If you can see the data on the webpage, but the data isn’t in the HTML code when you CTRL+F for it, you’re in luck! You’ll need to do a few tricks with your browser to find where the API is hidden and how to use it, but after that, you will be able to download the data without doing any HTML scraping! See this example.
And sometimes a webpage is “hiding” the way to run queries like this API. You run a search and the URL doesn’t look obviously like a search. But often, inside that page is a “backdoor” to an API you can search just like the above example. This tutorial shows one example of this and more importantly, how the author found the API.
5: Scraping the data on the website by visiting each page and downloading the data needed
The last resort. You can’t find the API serving the data, but your eyes see it. And you want it, cause websites contain a lot of data, like GoT’s IMDB page.
Warning
This is an essential tool, but should be the last thing you try!
Note
Wisdom from Greg Reda about scraping data
You should check a site’s terms and conditions before you scrape them. It’s their data and they likely have some rules to govern it.
Be nice - A computer will send web requests much quicker than a user can.

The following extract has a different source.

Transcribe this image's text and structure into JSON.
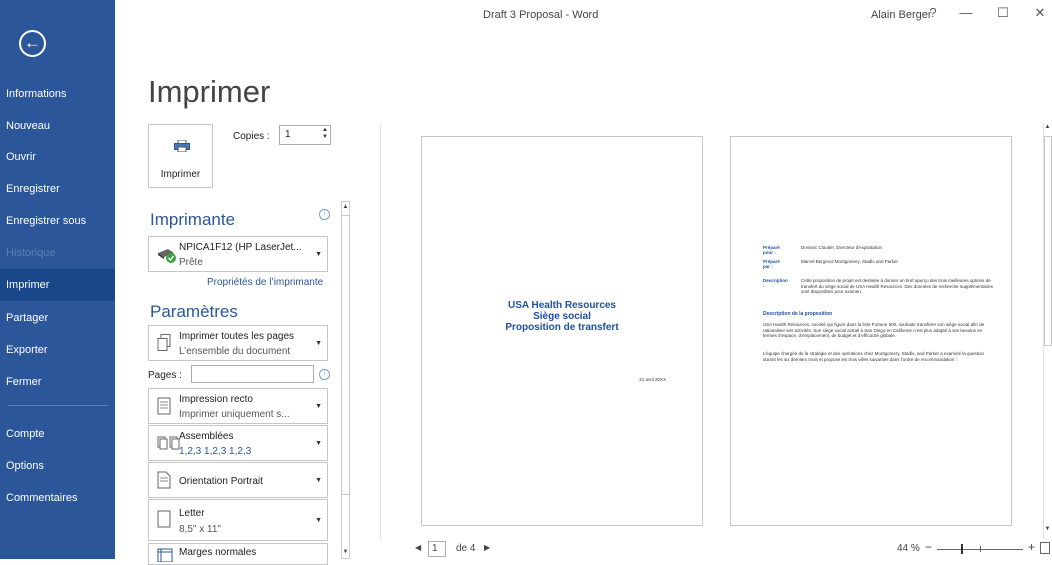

Make sure you space out your requests a bit so that you don’t hammer the site’s server.
Scrapers break - Sites change their layout all the time. If that happens, be prepared to rewrite your code.
Web pages are inconsistent - There’s sometimes some manual clean up that has to happen even after you’ve gotten your data.
4.1.3. Useful packages, tricks, and tips¶
Web scraping packages are always developing and evolving.
Task |
Thoughts |
---|---|
To “open” a page |
|
To parse a page |
|
Combining opening/parsing |
|
Blocked because you look like a bot or need to accept cookies? |
|
Blocked because you’re sending requests too fast? |
|
Wonder what your current HTML looks like? |
|
How do I find a particular “piece” of a webpage |
E.g. Q: Where is that table? |
4.1.3.1. My suggestion¶
This is subject to change, but I think you should pick ONE opening and ONE parsing module and stick with it for now. requests_html
is a pretty good option that opens pages and can parse them, and it allows you to use lxml
, or pyquery
within it.
You can change and try other stuff as you go, but get as familiar with one package as you can (in a cheap/efficient way).
Now to contradict myself: Some of the packages above can’t do things others can, or do them much slower, or the code is hard to write, read, and debug. Sometimes, you’re holding a hammer but you need a screwdriver. What I’m saying is, if another package can easily do the job, use it. (Just realize that learning a new package comes with a fixed cost, so be sure you need that screwdriver before grabbing it.)